If you’re raising boys, you know that keeping your home clean can be a daunting task! A house without dirty clothes strewn about, crumbs on the counters, and toys strewn about isn’t normal when it comes to Boys and a Dog homemaking homeschooling tips for busy folks– but don’t despair! With some extra prep time and a few tricks of the trade, you can teach your boys how to manage their messes while helping them develop important skills they’ll need as they get older and join the work force. Read on to find out how…
How do I start teaching my kids?
Learning how to homeschool your kids can be a huge undertaking. Where do you begin? How do you ensure they’re getting a good education? What are some age-appropriate curricula options? And what about household chores, meal planning, budgeting…the list goes on! A successful homeschool journey depends on your organization, resources, curriculum options and time management skills. If you’re feeling overwhelmed but still want to give home schooling a try, it might help to figure out where you can find support in your community. For example, many communities have parent-led home school groups or PTA groups that focus on homeschoolers; these groups often organize local conferences and provide resources for learning how to get started with homeschooling.
What should I teach?
Like Where do I start? above, you might have a million ideas for things you want to teach your kids. And that’s great! The important part is keeping them focused and productive. If you already have an idea of what you’d like your kids to learn, but aren’t sure how to get it into their brains, remember that specific tasks can be broken down into smaller ones. For example, I wanted my kids to know more about American history than they did when we started homeschooling, so we decided they would memorize one president per year while studying U.S. history in elementary school.
What about socialization?
Homeschooling, while a much more viable option today than it was even 10 years ago, is still considered alternative by many in your child’s peer group. As a parent, it’s up to you to make sure your children’s social lives don’t suffer as a result of their homeschooling. Invite friends over, sign them up for after-school programs and be as involved in their social lives as possible. Remember that children tend to live very parallel lives with peers—in both schedules and interests—so if they want something outside of school, they’ll need to experience that in order to learn about it firsthand.
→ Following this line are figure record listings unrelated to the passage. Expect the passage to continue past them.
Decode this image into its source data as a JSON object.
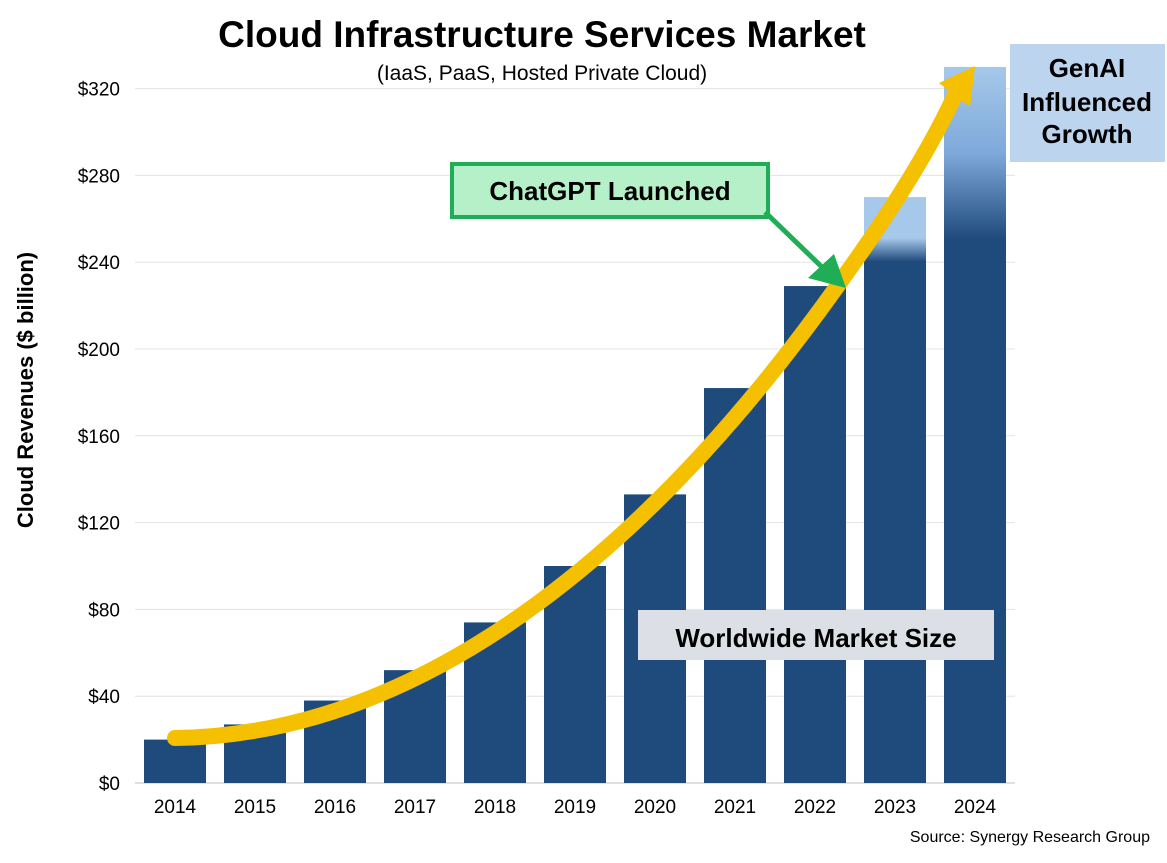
{
  "chart_data": {
    "type": "bar",
    "title": "Cloud Infrastructure Services Market",
    "subtitle": "(IaaS, PaaS, Hosted Private Cloud)",
    "ylabel": "Cloud Revenues ($ billion)",
    "xlabel": "",
    "categories": [
      "2014",
      "2015",
      "2016",
      "2017",
      "2018",
      "2019",
      "2020",
      "2021",
      "2022",
      "2023",
      "2024"
    ],
    "values": [
      20,
      27,
      38,
      52,
      74,
      100,
      133,
      182,
      229,
      270,
      330
    ],
    "ylim": [
      0,
      330
    ],
    "yticks": [
      0,
      40,
      80,
      120,
      160,
      200,
      240,
      280,
      320
    ],
    "ytick_labels": [
      "$0",
      "$40",
      "$80",
      "$120",
      "$160",
      "$200",
      "$240",
      "$280",
      "$320"
    ],
    "grid": true,
    "bar_color": "#1f4a7c",
    "highlight_color": "#a6c8ea",
    "trend_color": "#f5c000",
    "annotations": {
      "chatgpt": "ChatGPT Launched",
      "genai_lines": [
        "GenAI",
        "Influenced",
        "Growth"
      ],
      "market": "Worldwide Market Size"
    },
    "source": "Source: Synergy Research Group"
  }
}
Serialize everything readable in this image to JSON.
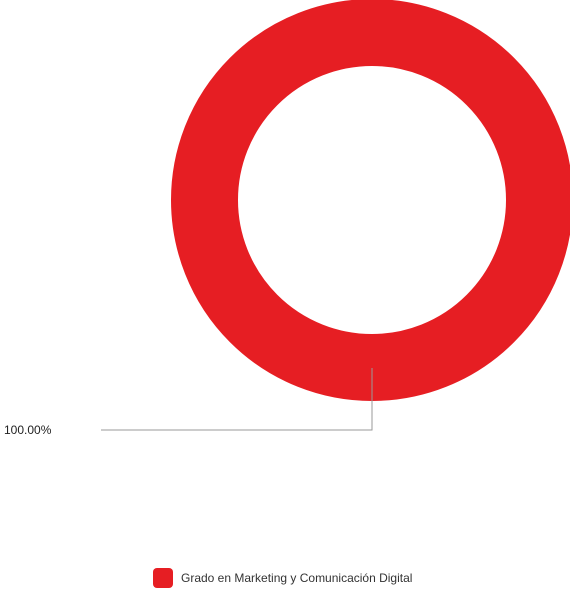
{
  "chart_data": {
    "type": "pie",
    "variant": "donut",
    "title": "",
    "slices": [
      {
        "label": "Grado en Marketing y Comunicación Digital",
        "value": 100.0,
        "value_label": "100.00%",
        "color": "#e61e23"
      }
    ],
    "legend": {
      "position": "bottom",
      "items": [
        "Grado en Marketing y Comunicación Digital"
      ]
    }
  }
}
Where can I find free resources?
Two of my favorite sources for free homeschooling curriculum are Smarter-Ups and Frugal Homeschool. I also love these blogs for helping me find tips on all things homeschool: Three Apples, The Joys of Boys, Raising Financially Fit Kids, Brain Power Boy and Little Orchard Learning. Don’t miss these book lists from Cathy Duffy (The Complete Booklist for Christian Home School Moms) or Educents (A Gifted Child’s Ultimate Reading List) either!
My child is struggling, what do I do?
Getting an education isn’t always easy. Sometimes, a parent may see his or her child struggling with school work, or not making friends. If you find yourself in that situation, it is time to talk. You can start by considering your options: do you stay where you are and help your child get over his or her hurdles? Do you move him or her into a new environment? Or is there a middle ground where he or she can experience some of both worlds? Talk about all three options with your child so that he or she feels like they have some control over their future—even if they don’t yet have any firm ideas on what they want their future to look like.
Activities kids like that also help them learn
Some tasks that children can help with are cleaning, baking, cooking, and sewing. This will keep them myfsapay program pilot while you’re getting ready for a big event, or working on something important. For kids who are little younger than seven years old, you might want to sit next to them as they do their work. Once they’re older and have more fine motor skills (which means they can work with their hands better), they can do it alone.